CULTURE: The French pride themselves on their culture, though it is not easy to see why. All their songs sound the same, and they have hardly ever made a movie that you would want to watch for anything but the scenes without clothes. And nothing, of course, is more boring than a French novel.
CUISINE: Let's face it, no matter how much garlic you put on it, a snail is just a slug with a shell on its back. Croissants, on the other hand, are excellent, though it is impossible for most Americans to pronounce this word. In general, travellers are advised to stick to cheeseburgers at leading hotels such as Sheraton and Holiday Inn.

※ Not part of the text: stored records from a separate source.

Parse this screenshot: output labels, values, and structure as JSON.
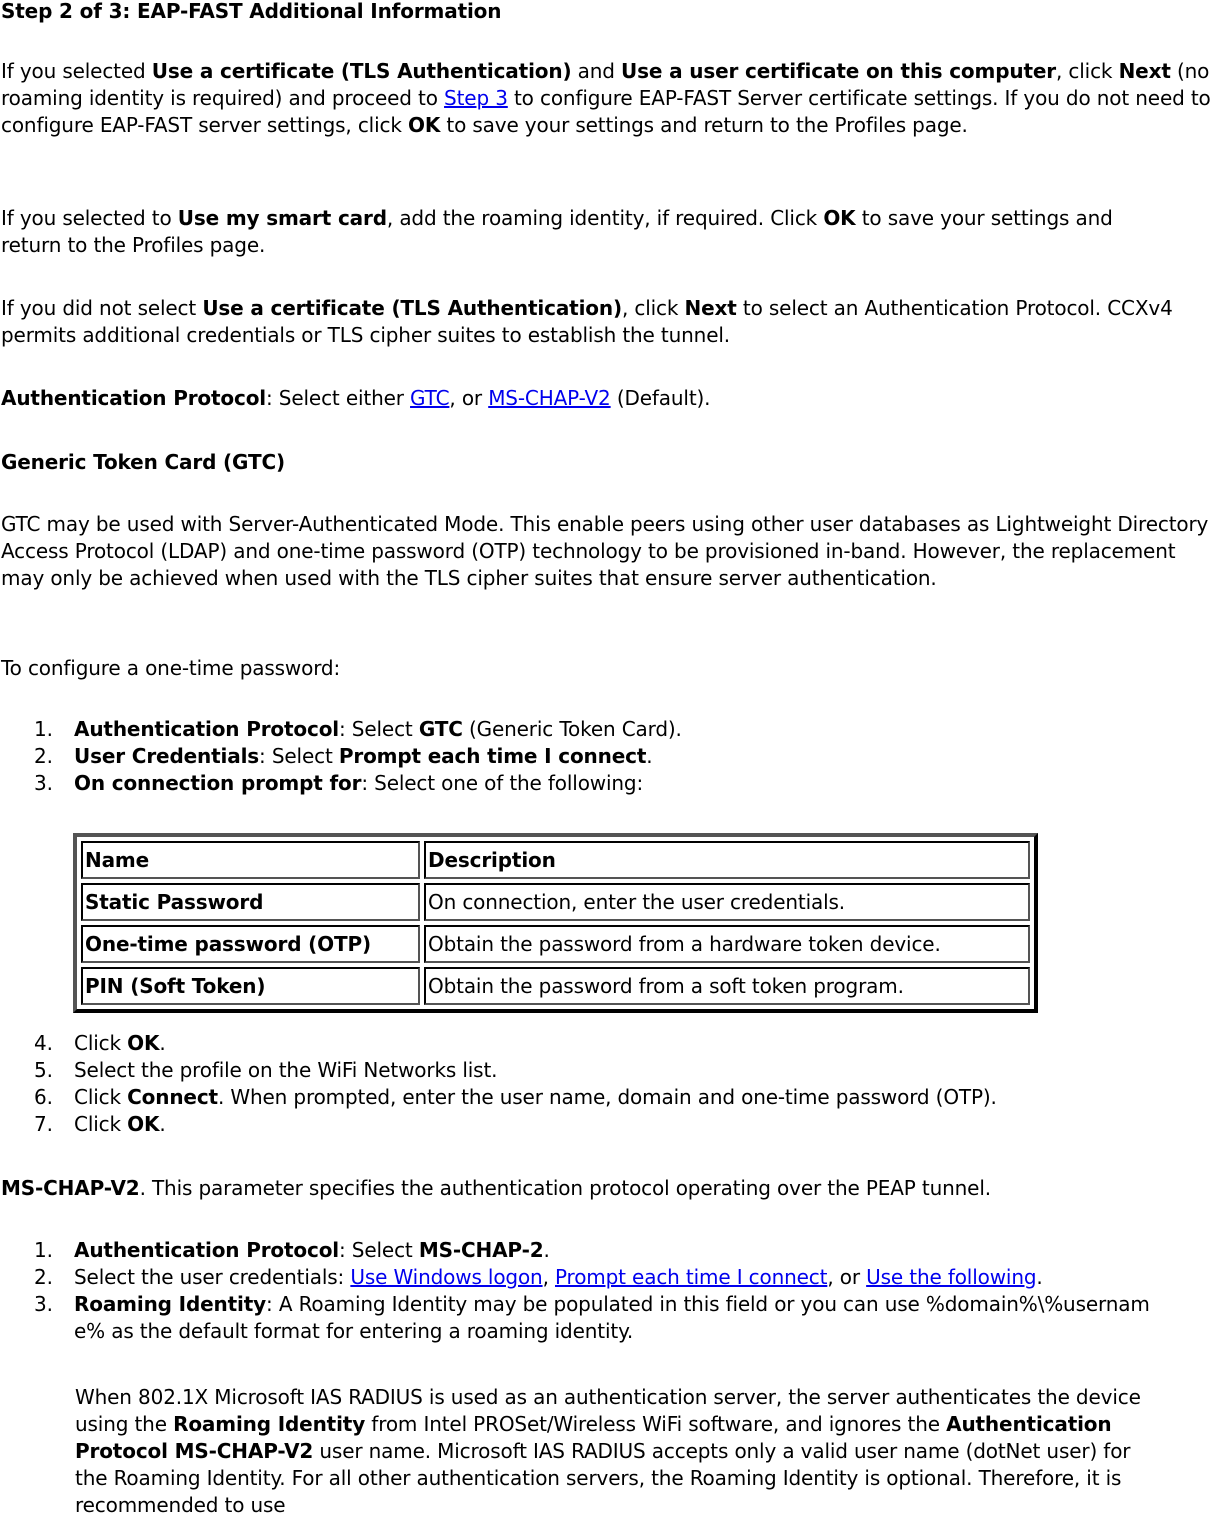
{
  "heading": "Step 2 of 3: EAP-FAST Additional Information",
  "para1": {
    "t1": "If you selected ",
    "b1": "Use a certificate (TLS Authentication)",
    "t2": " and ",
    "b2": "Use a user certificate on this computer",
    "t3": ", click ",
    "b3": "Next",
    "t4": " (no roaming identity is required) and proceed to ",
    "link": "Step 3",
    "t5": " to configure EAP-FAST Server certificate settings. If you do not need to configure EAP-FAST server settings, click ",
    "b4": "OK",
    "t6": " to save your settings and return to the Profiles page."
  },
  "para2": {
    "t1": "If you selected to ",
    "b1": "Use my smart card",
    "t2": ", add the roaming identity, if required. Click ",
    "b2": "OK",
    "t3": " to save your settings and return to the Profiles page."
  },
  "para3": {
    "t1": "If you did not select ",
    "b1": "Use a certificate (TLS Authentication)",
    "t2": ", click ",
    "b2": "Next",
    "t3": " to select an Authentication Protocol. CCXv4 permits additional credentials or TLS cipher suites to establish the tunnel."
  },
  "para4": {
    "b1": "Authentication Protocol",
    "t1": ": Select either ",
    "link1": "GTC",
    "t2": ", or ",
    "link2": "MS-CHAP-V2",
    "t3": " (Default)."
  },
  "gtc_heading": "Generic Token Card (GTC)",
  "gtc_para": "GTC may be used with Server-Authenticated Mode. This enable peers using other user databases as Lightweight Directory Access Protocol (LDAP) and one-time password (OTP) technology to be provisioned in-band. However, the replacement may only be achieved when used with the TLS cipher suites that ensure server authentication.",
  "otp_intro": "To configure a one-time password:",
  "gtc_steps_a": [
    {
      "num": "1.",
      "b1": "Authentication Protocol",
      "t1": ": Select ",
      "b2": "GTC",
      "t2": " (Generic Token Card)."
    },
    {
      "num": "2.",
      "b1": "User Credentials",
      "t1": ": Select ",
      "b2": "Prompt each time I connect",
      "t2": "."
    },
    {
      "num": "3.",
      "b1": "On connection prompt for",
      "t1": ": Select one of the following:"
    }
  ],
  "table": {
    "headers": [
      "Name",
      "Description"
    ],
    "rows": [
      [
        "Static Password",
        "On connection, enter the user credentials."
      ],
      [
        "One-time password (OTP)",
        "Obtain the password from a hardware token device."
      ],
      [
        "PIN (Soft Token)",
        "Obtain the password from a soft token program."
      ]
    ]
  },
  "gtc_steps_b": [
    {
      "num": "4.",
      "t1": "Click ",
      "b1": "OK",
      "t2": "."
    },
    {
      "num": "5.",
      "t1": "Select the profile on the WiFi Networks list."
    },
    {
      "num": "6.",
      "t1": "Click ",
      "b1": "Connect",
      "t2": ". When prompted, enter the user name, domain and one-time password (OTP)."
    },
    {
      "num": "7.",
      "t1": "Click ",
      "b1": "OK",
      "t2": "."
    }
  ],
  "mschap_para": {
    "b1": "MS-CHAP-V2",
    "t1": ". This parameter specifies the authentication protocol operating over the PEAP tunnel."
  },
  "mschap_steps": [
    {
      "num": "1.",
      "b1": "Authentication Protocol",
      "t1": ": Select ",
      "b2": "MS-CHAP-2",
      "t2": "."
    },
    {
      "num": "2.",
      "t1": "Select the user credentials: ",
      "link1": "Use Windows logon",
      "t2": ", ",
      "link2": "Prompt each time I connect",
      "t3": ", or ",
      "link3": "Use the following",
      "t4": "."
    },
    {
      "num": "3.",
      "b1": "Roaming Identity",
      "t1": ": A Roaming Identity may be populated in this field or you can use %domain%\\%username% as the default format for entering a roaming identity."
    }
  ],
  "ias_para": {
    "t1": "When 802.1X Microsoft IAS RADIUS is used as an authentication server, the server authenticates the device using the ",
    "b1": "Roaming Identity",
    "t2": " from Intel PROSet/Wireless WiFi software, and ignores the ",
    "b2": "Authentication Protocol MS-CHAP-V2",
    "t3": " user name. Microsoft IAS RADIUS accepts only a valid user name (dotNet user) for the Roaming Identity. For all other authentication servers, the Roaming Identity is optional. Therefore, it is recommended to use"
  }
}
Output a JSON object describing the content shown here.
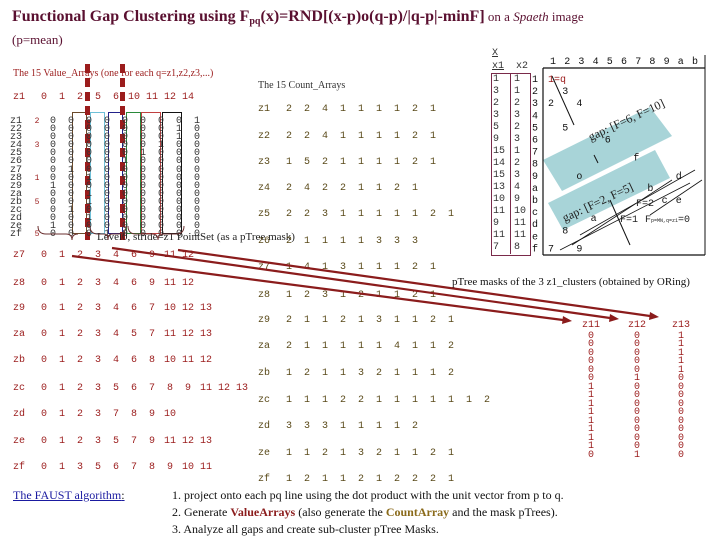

ECONOMY: France has a large and diversified economy, second only to Germany's in Europe, which is surprising because people appear to hardly work at all. If they are not spending four hours dawdling over lunch, they are on strike and blocking the roads with their trucks and tractors. France's principal exports, in order of importance to the economy, are wine, nuclear weapons, perfume, guided missiles, champagne, high-calibre weaponry, grenade launchers, land mines, tanks, attack aircraft, miscellaneous armaments and cheese. They sell aircraft whose parts are built all over the world, assembled in Toulouse, and then claimed to be a product of France.
PUBLIC HOLIDAYS: France seems to have more holidays than any other nation in the world.
CONCLUSION: France enjoys a rich history, a picturesque and varied landscape, and a temperate climate. In short, it would be a very nice country if it wasn”t foreign.
We Americans helped create modern France with our revolution. The French copied us. Always remember that when in France! And enjoy the air show”.